The one thing that I always look forward to is Farmers Markets that are all over the city. I've been in this cherry kick for awhile now. I had to incorporate this with a limeade! After a few tries I finally perfected the recipe!
- 4 cups of cold water
- 1 1/2 cups of sugar
- 1 to 1 1/2 lbs of cherries, pitted
- 1 cup of fresh lime juice (this took about 12 - 14 limes)
- ice as desired
- In a medium pot, combine 2 cups of the water, sugar, cherries, and lime juice on a medium heat.
- While the liquid starts to heat up, gently mash the cherries to let out their essence.
- Bring to a boil while stirring, or until sugar has dissolved. Take of heat and let it stand til it cools.

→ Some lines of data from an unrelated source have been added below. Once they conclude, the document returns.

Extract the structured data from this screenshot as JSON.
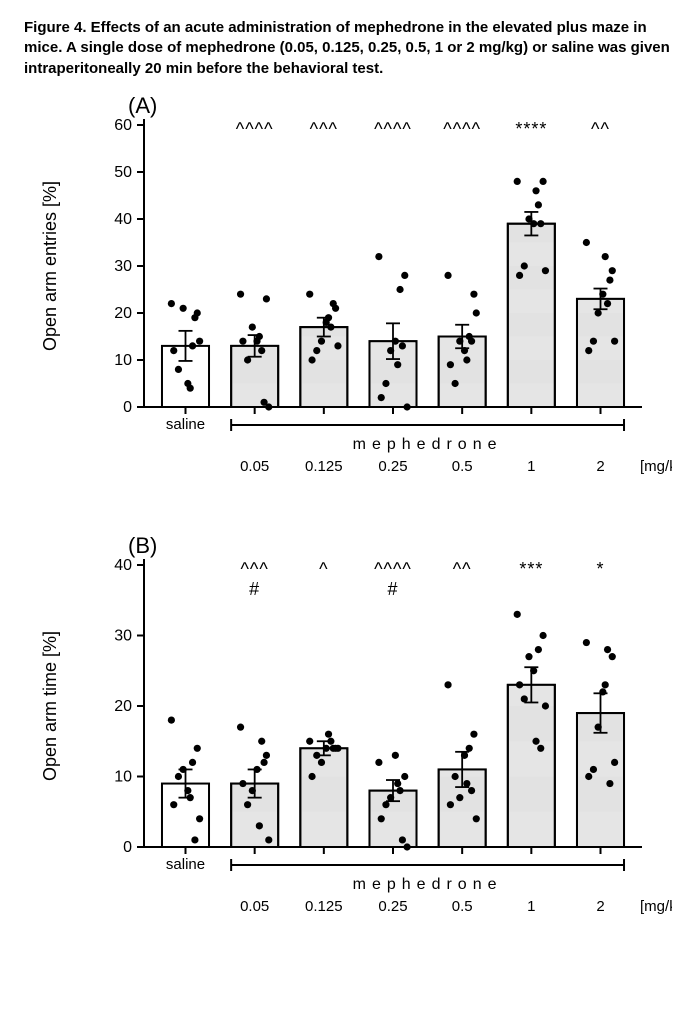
{
  "caption": "Figure 4. Effects of an acute administration of mephedrone in the elevated plus maze in mice. A single dose of mephedrone (0.05, 0.125, 0.25, 0.5, 1 or 2 mg/kg) or saline was given intraperitoneally 20 min before the behavioral test.",
  "panelA": {
    "label": "(A)",
    "ylabel": "Open arm entries [%]",
    "ylim": [
      0,
      60
    ],
    "yticks": [
      0,
      10,
      20,
      30,
      40,
      50,
      60
    ],
    "bar_fill_open": "#ffffff",
    "bar_fill_shaded": "#e2e2e2",
    "stripe_fill": "#d6d6d6",
    "categories": [
      "saline",
      "0.05",
      "0.125",
      "0.25",
      "0.5",
      "1",
      "2"
    ],
    "treatment_label": "mephedrone",
    "unit_label": "[mg/kg]",
    "bars": [
      {
        "mean": 13,
        "err": 3.2,
        "shaded": false,
        "sig1": ""
      },
      {
        "mean": 13,
        "err": 2.3,
        "shaded": true,
        "sig1": "^^^^"
      },
      {
        "mean": 17,
        "err": 2.0,
        "shaded": true,
        "sig1": "^^^"
      },
      {
        "mean": 14,
        "err": 3.8,
        "shaded": true,
        "sig1": "^^^^"
      },
      {
        "mean": 15,
        "err": 2.5,
        "shaded": true,
        "sig1": "^^^^"
      },
      {
        "mean": 39,
        "err": 2.5,
        "shaded": true,
        "sig1": "****"
      },
      {
        "mean": 23,
        "err": 2.2,
        "shaded": true,
        "sig1": "^^"
      }
    ],
    "points": [
      [
        22,
        20,
        13,
        5,
        21,
        8,
        12,
        14,
        19,
        4
      ],
      [
        24,
        23,
        12,
        14,
        17,
        10,
        14,
        0,
        1,
        15
      ],
      [
        24,
        21,
        17,
        18,
        14,
        12,
        10,
        13,
        22,
        19
      ],
      [
        32,
        28,
        25,
        14,
        12,
        5,
        2,
        0,
        13,
        9
      ],
      [
        28,
        24,
        15,
        12,
        14,
        5,
        9,
        20,
        14,
        10
      ],
      [
        48,
        48,
        43,
        39,
        40,
        30,
        28,
        29,
        39,
        46
      ],
      [
        35,
        29,
        22,
        24,
        20,
        14,
        12,
        14,
        27,
        32
      ]
    ]
  },
  "panelB": {
    "label": "(B)",
    "ylabel": "Open arm time [%]",
    "ylim": [
      0,
      40
    ],
    "yticks": [
      0,
      10,
      20,
      30,
      40
    ],
    "bar_fill_open": "#ffffff",
    "bar_fill_shaded": "#e2e2e2",
    "stripe_fill": "#d6d6d6",
    "categories": [
      "saline",
      "0.05",
      "0.125",
      "0.25",
      "0.5",
      "1",
      "2"
    ],
    "treatment_label": "mephedrone",
    "unit_label": "[mg/kg]",
    "bars": [
      {
        "mean": 9,
        "err": 2.0,
        "shaded": false,
        "sig1": "",
        "sig2": ""
      },
      {
        "mean": 9,
        "err": 2.0,
        "shaded": true,
        "sig1": "^^^",
        "sig2": "#"
      },
      {
        "mean": 14,
        "err": 1.0,
        "shaded": true,
        "sig1": "^",
        "sig2": ""
      },
      {
        "mean": 8,
        "err": 1.5,
        "shaded": true,
        "sig1": "^^^^",
        "sig2": "#"
      },
      {
        "mean": 11,
        "err": 2.5,
        "shaded": true,
        "sig1": "^^",
        "sig2": ""
      },
      {
        "mean": 23,
        "err": 2.5,
        "shaded": true,
        "sig1": "***",
        "sig2": ""
      },
      {
        "mean": 19,
        "err": 2.8,
        "shaded": true,
        "sig1": "*",
        "sig2": ""
      }
    ],
    "points": [
      [
        18,
        14,
        12,
        8,
        11,
        10,
        6,
        4,
        1,
        7
      ],
      [
        17,
        13,
        15,
        11,
        8,
        6,
        9,
        1,
        12,
        3
      ],
      [
        15,
        14,
        15,
        14,
        12,
        13,
        10,
        14,
        14,
        16
      ],
      [
        12,
        10,
        8,
        13,
        7,
        6,
        4,
        0,
        1,
        9
      ],
      [
        23,
        16,
        14,
        13,
        7,
        10,
        6,
        4,
        8,
        9
      ],
      [
        33,
        30,
        28,
        25,
        27,
        21,
        23,
        20,
        14,
        15
      ],
      [
        29,
        27,
        28,
        22,
        17,
        11,
        10,
        12,
        9,
        23
      ]
    ]
  }
}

- In a pitcher add the rest of the water.
- Carefully strain limade mixture into the pitcher. Stir.
- Place in refrigerator or add ice as desired before serving.
**FYI: In case you all have noticed, I strain the lemonade mixture quicker instead of letting it cool like the limeade. The reason being is because I found out the longer you let the lavender buds steep, the more perfumey it starts to taste.